Which measures contribute to host health?

Individual Host pages show problem history, event history, and related processes for each host. To assess health, the following performance metrics are captured for each host and presented on each Host page:

  • CPU
  • Memory
  • Disk (storage health)
  • NIC (network health)
Host page

What’s factored into host CPU health?

CPU usage is the primary measurement used to calculate CPU health. This is the percentage of time that the CPU was busy processing (i.e., not idle). This percentage is computed over all available CPU cores and scaled to a range of 0–100%.

The same calculation method is used for total CPU usage in a system as well as usage per process-group. This means that a process group composed of a single threaded process on a 4-core system will reach maximum CPU usage at 25%.
The CPU usage metric is used to generate high CPU measurements for host incidents.

Additional performance measurements for virtualized hosts

Virtualized hosts show additional measurements related to CPU performance. These values are important to overall virtual machine health.

CPU usage

Actively used CPU of the host as a percentage of total available CPU.

CPU Ready time

The value of CPU Ready time is the percentage of time that the virtual machine was ready, but could not get scheduled to run on the physical CPU.
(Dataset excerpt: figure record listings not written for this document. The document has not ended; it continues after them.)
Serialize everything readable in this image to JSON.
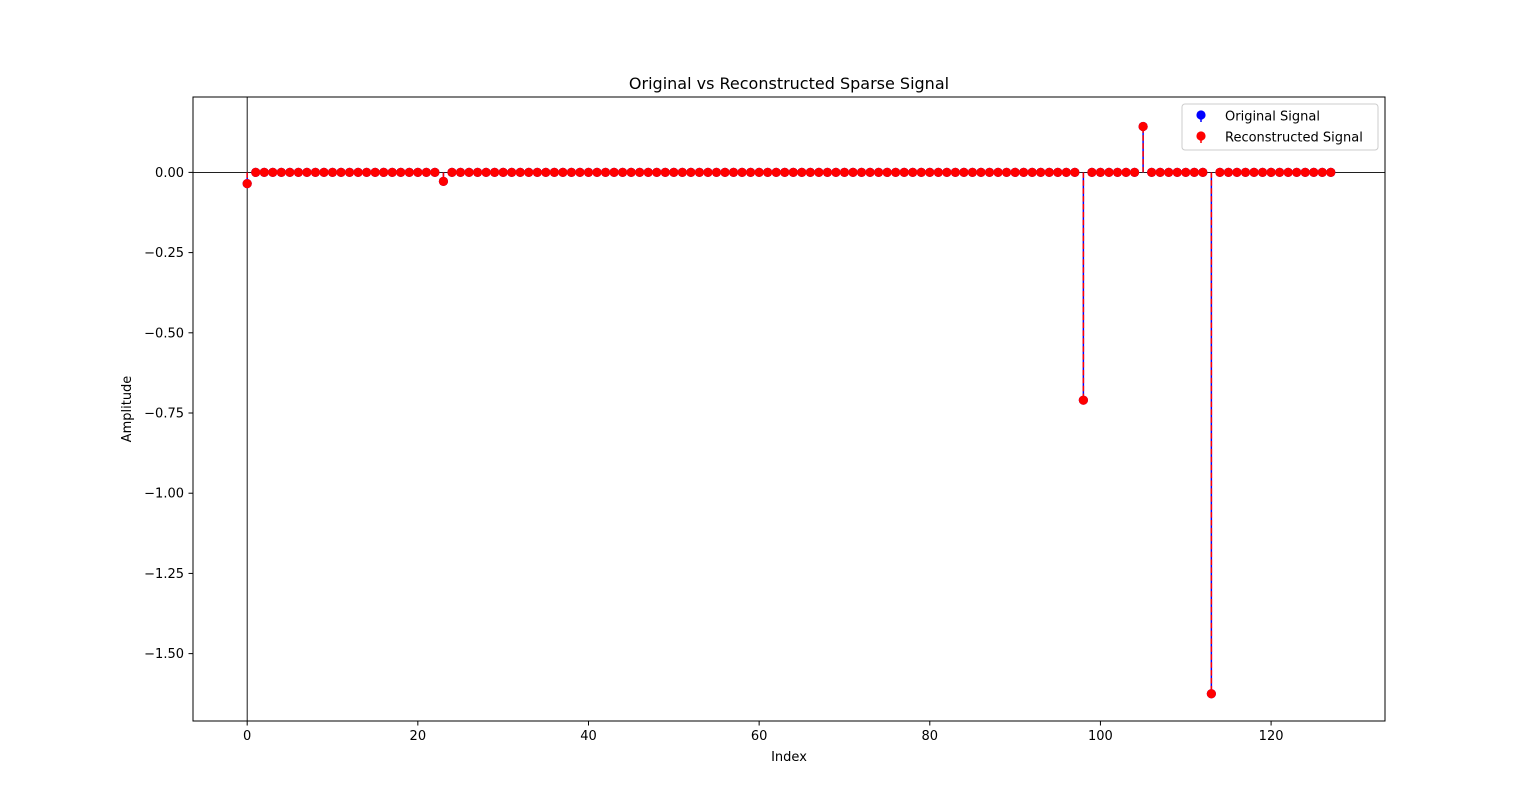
{
  "chart_data": {
    "type": "stem",
    "title": "Original vs Reconstructed Sparse Signal",
    "xlabel": "Index",
    "ylabel": "Amplitude",
    "xlim": [
      -6.35,
      133.35
    ],
    "ylim": [
      -1.71,
      0.235
    ],
    "xticks": [
      0,
      20,
      40,
      60,
      80,
      100,
      120
    ],
    "yticks": [
      0.0,
      -0.25,
      -0.5,
      -0.75,
      -1.0,
      -1.25,
      -1.5
    ],
    "ytick_labels": [
      "0.00",
      "−0.25",
      "−0.50",
      "−0.75",
      "−1.00",
      "−1.25",
      "−1.50"
    ],
    "length": 128,
    "grid": false,
    "legend_position": "top-right",
    "series": [
      {
        "name": "Original Signal",
        "color": "#0000ff",
        "marker": "circle",
        "nonzero": [
          {
            "x": 0,
            "y": -0.035
          },
          {
            "x": 23,
            "y": -0.028
          },
          {
            "x": 98,
            "y": -0.71
          },
          {
            "x": 105,
            "y": 0.143
          },
          {
            "x": 113,
            "y": -1.625
          }
        ]
      },
      {
        "name": "Reconstructed Signal",
        "color": "#ff0000",
        "marker": "circle",
        "line_style": "dashed",
        "nonzero": [
          {
            "x": 0,
            "y": -0.035
          },
          {
            "x": 23,
            "y": -0.028
          },
          {
            "x": 98,
            "y": -0.71
          },
          {
            "x": 105,
            "y": 0.143
          },
          {
            "x": 113,
            "y": -1.625
          }
        ]
      }
    ]
  }
}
CPU Ready time should remain below 10%. A CPU Ready time measurement of over 10% indicates that your virtual machines are competing for available resources and a virtual machine is unable to execute all of its tasks. Such contention can lead to a drop in application performance.

For more information on this, see How does virtual machine migration affect performance?

Physical CPU

The amount of actively used virtual CPU as a percentage of total available CPU.

This is the host view of CPU usage, not the guest operating system view. It is the average CPU utilization over all available virtual CPUs on the virtual machine. For example, if a virtual machine with one virtual CPU is running on a host that has four physical CPUs and the CPU usage is 100%, then you know that the virtual machine is utilizing 100% of one physical CPU’s available resources.

What’s included in host Memory health?

Host pages include two memory-related metrics for your hosts, Memory used and Page faults. Both measurements and other factors, are used to correlate and calculate host high memory incidents.

Memory used

Percentage of total RAM used by processes. RAM used by system caches and buffers is not included in this metric.

Page faults

Number of major page faults per second. Major page faults involve loading a memory page from disk and thus add disk latency to the interrupted program’s execution.

Additional performance measurements for virtualized hosts

Virtualized hosts will show additional measurements related to virtual machine memory use. These metrics along with other measurements are used to detect memory saturation incidents.

Memory compressed

Dynatrace shows the rate of memory compression or decompression.

Virtual machine management platforms use memory compression to reduce memory usage. Memory compression saves memory but requires additional CPU cycles. Memory content that had been previously compressed must be decompressed before it can be used by virtual machine.

Memory swapped

Rate at which memory is swapped from disk into active memory or the other way round, from  active memory to disk.

What’s included in host Disk health?

Throughput

The total number of bytes read and written to the disk per second.

IOPS

I/O (input/output) operations per second. Operations are counted after operations addressing adjacent disk sectors are merged.

Disk latency

Time from I/O request submission to I/O request completion. The average delay of disk read and write operations in milliseconds.
This metric is used for detecting host slow disk incident.

Disk space usage

This value tells you how much space is available.

What’s included in host NIC health?

Traffic

The average rate at which data was transmitted during the interval.

Packets

The number of received and sent packets over the host network interface during the interval.

Quality

The assessment of the number of dropped packets and errors.

Connectivity

Percentage of properly established TCP connections compared to TCP connections that were refused or timed out.

Note: The Connectivity measure can be used as an indicator of whether or not there’s network traffic on a host. Please note however that 0% connectivity doesn’t necessarily indicate that there is a problem with a host. Assuming no TCP errors are present, it may simply mean that no users have attempted to connect to the host process during the selected time frame.